Case ID: so2d_363/html/0098-01.html
Source: Caselaw Access Project
Author: {"author": "BRADLEY, Judge.", "license": "Public Domain", "url": "https://static.case.law/"}
Date Created: 2024-08-24T03:29:51.129683

Lawrence B. LUNCEFORD v. Merthalean LUNCEFORD.
    Civ. 1506.
    Court of Civil Appeals of Alabama.
    July 19, 1978.
    Rehearing Denied Aug. 23, 1978.
    
      Donald M. Phillips, Lanett, for appellant.
    No brief filed for appellee.
   BRADLEY, Judge.

Appellee, Merthalean Lunceford, was granted a divorce on the ground of incompatibility of temperament by the Circuit Court of Lee County on November 30,1977. The appellant, Lawrence B. Lunceford, filed notice of appeal from that judgment on January 10, 1978. Subsequent to the taking of the appeal from the November 30, 1977 judgment, both parties filed petitions for modification. The wife also asked that the husband be held in contempt for failure to comply with several of the provisions of the November 30, 1977 decree. After a hearing on the various petitions, the husband was held in contempt and then given an opportunity to purge himself. Before purging himself, the husband attempted to include the contempt order in the record on appeal from the November 30, 1977 judgment.

The wife has filed in this court a motion to dismiss the appeal on the grounds: (1) that the contempt citation cannot be reviewed on appeal and (2) that the argued ground for reversal of the November 30, 1977 judgment, i. e., that the trial court made an unequal property division, cannot be reviewed because there is no transcript of the testimony taken at the hearing before the trial court included in the record on appeal.

Appellant’s first contention is that the trial court erred in holding him in contempt for failing to comply with the provisions of the November 30, 1977 judgment. Appellant’s argument is based on the fact that he was not present at the hearing wherein he was held in contempt. Appellee says that we cannot consider the merits of the contempt citation here because an appeal is not the proper procedure for testing the sufficiency of a contempt finding.

In Hayes v. Hayes, Ala.Civ.App., 337 So.2d 770 (1976), this court said:

“The proper remedy for review of a contempt proceeding is by habeas corpus if the party is in jail, or by certiorari if the party is not, and appeal is not the proper remedy. Killingsworth v. Killingsworth, 284 Ala. 524, 226 So.2d 308 (1969).
“Appeal not being the proper remedy for a resolution of the contempt order, it cannot be considered in this proceeding. Only the validity of the Morgan County Court’s modification order will be considered. Review of the contempt order will have to be treated in another proceeding.”

Likewise, in the case at bar, an appeal is not the proper vehicle for reviewing the trial court’s contempt citation. Review of the contempt order will have to be secured in another proceeding.

With regard to his second contention, appellant maintains that the trial court erred in the divorce decree by awarding an unequal division of the parties’ jointly owned property.

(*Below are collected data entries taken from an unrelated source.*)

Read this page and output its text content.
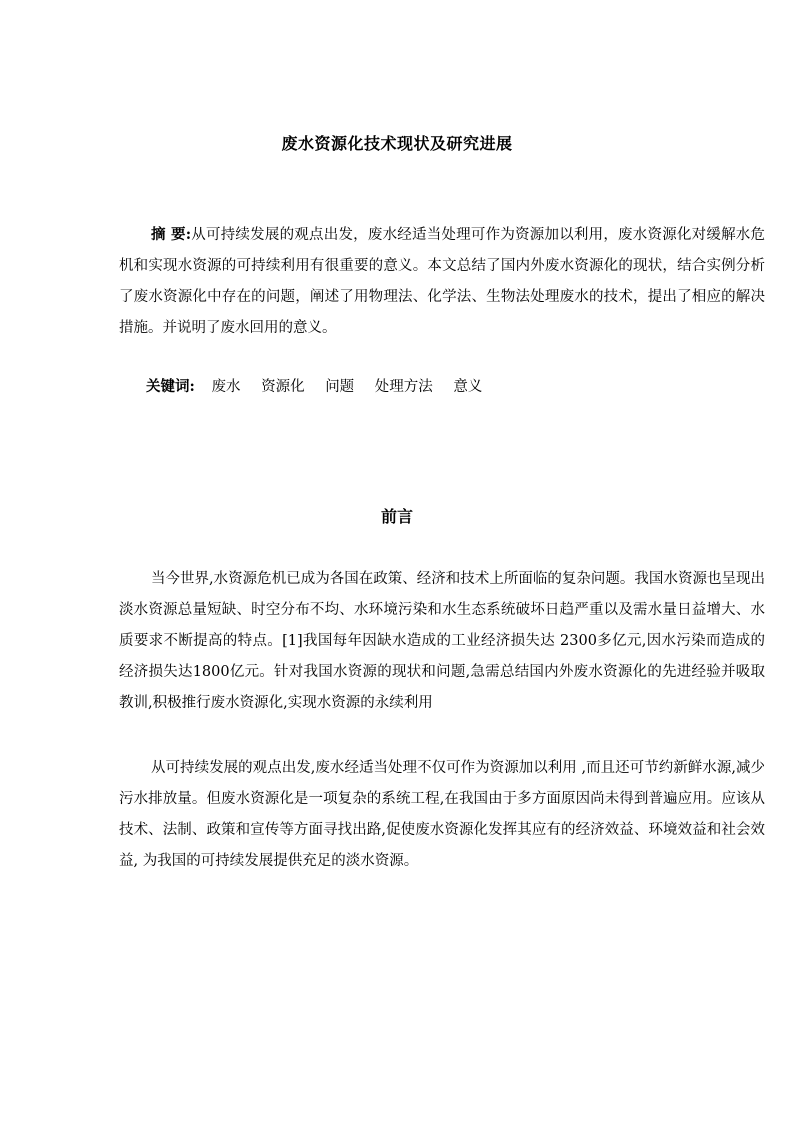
废水资源化技术现状及研究进展
摘 要:从可持续发展的观点出发，废水经适当处理可作为资源加以利用，废水资源化对缓解水危机和实现水资源的可持续利用有很重要的意义。本文总结了国内外废水资源化的现状，结合实例分析了废水资源化中存在的问题，阐述了用物理法、化学法、生物法处理废水的技术，提出了相应的解决措施。并说明了废水回用的意义。
关键词: 废水 资源化 问题 处理方法 意义
前言
当今世界,水资源危机已成为各国在政策、经济和技术上所面临的复杂问题。我国水资源也呈现出淡水资源总量短缺、时空分布不均、水环境污染和水生态系统破坏日趋严重以及需水量日益增大、水质要求不断提高的特点。[1]我国每年因缺水造成的工业经济损失达 2300多亿元,因水污染而造成的经济损失达1800亿元。针对我国水资源的现状和问题,急需总结国内外废水资源化的先进经验并吸取教训,积极推行废水资源化,实现水资源的永续利用
从可持续发展的观点出发,废水经适当处理不仅可作为资源加以利用 ,而且还可节约新鲜水源,减少污水排放量。但废水资源化是一项复杂的系统工程,在我国由于多方面原因尚未得到普遍应用。应该从技术、法制、政策和宣传等方面寻找出路,促使废水资源化发挥其应有的经济效益、环境效益和社会效益, 为我国的可持续发展提供充足的淡水资源。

As pointed out by the appellee, the record before us on appeal contains no transcript of the testimony of the witnesses who testified at the trial court’s hearing on the merits of this matter. Inasmuch as there was evidence presented to the trial court upon which it based its judgment, and this evidence is not in the appeal record and available to this court for review, this court is without authority to review the trial court’s judgment. Old Southern Life Insurance Co. v. Spinato, 57 Ala.App. 416, 329 So.2d 106 (1976).

Motion to dismiss the appeal is denied.

The judgment of the trial court is affirmed.

AFFIRMED.

WRIGHT, P. J., and HOLMES, J., concur.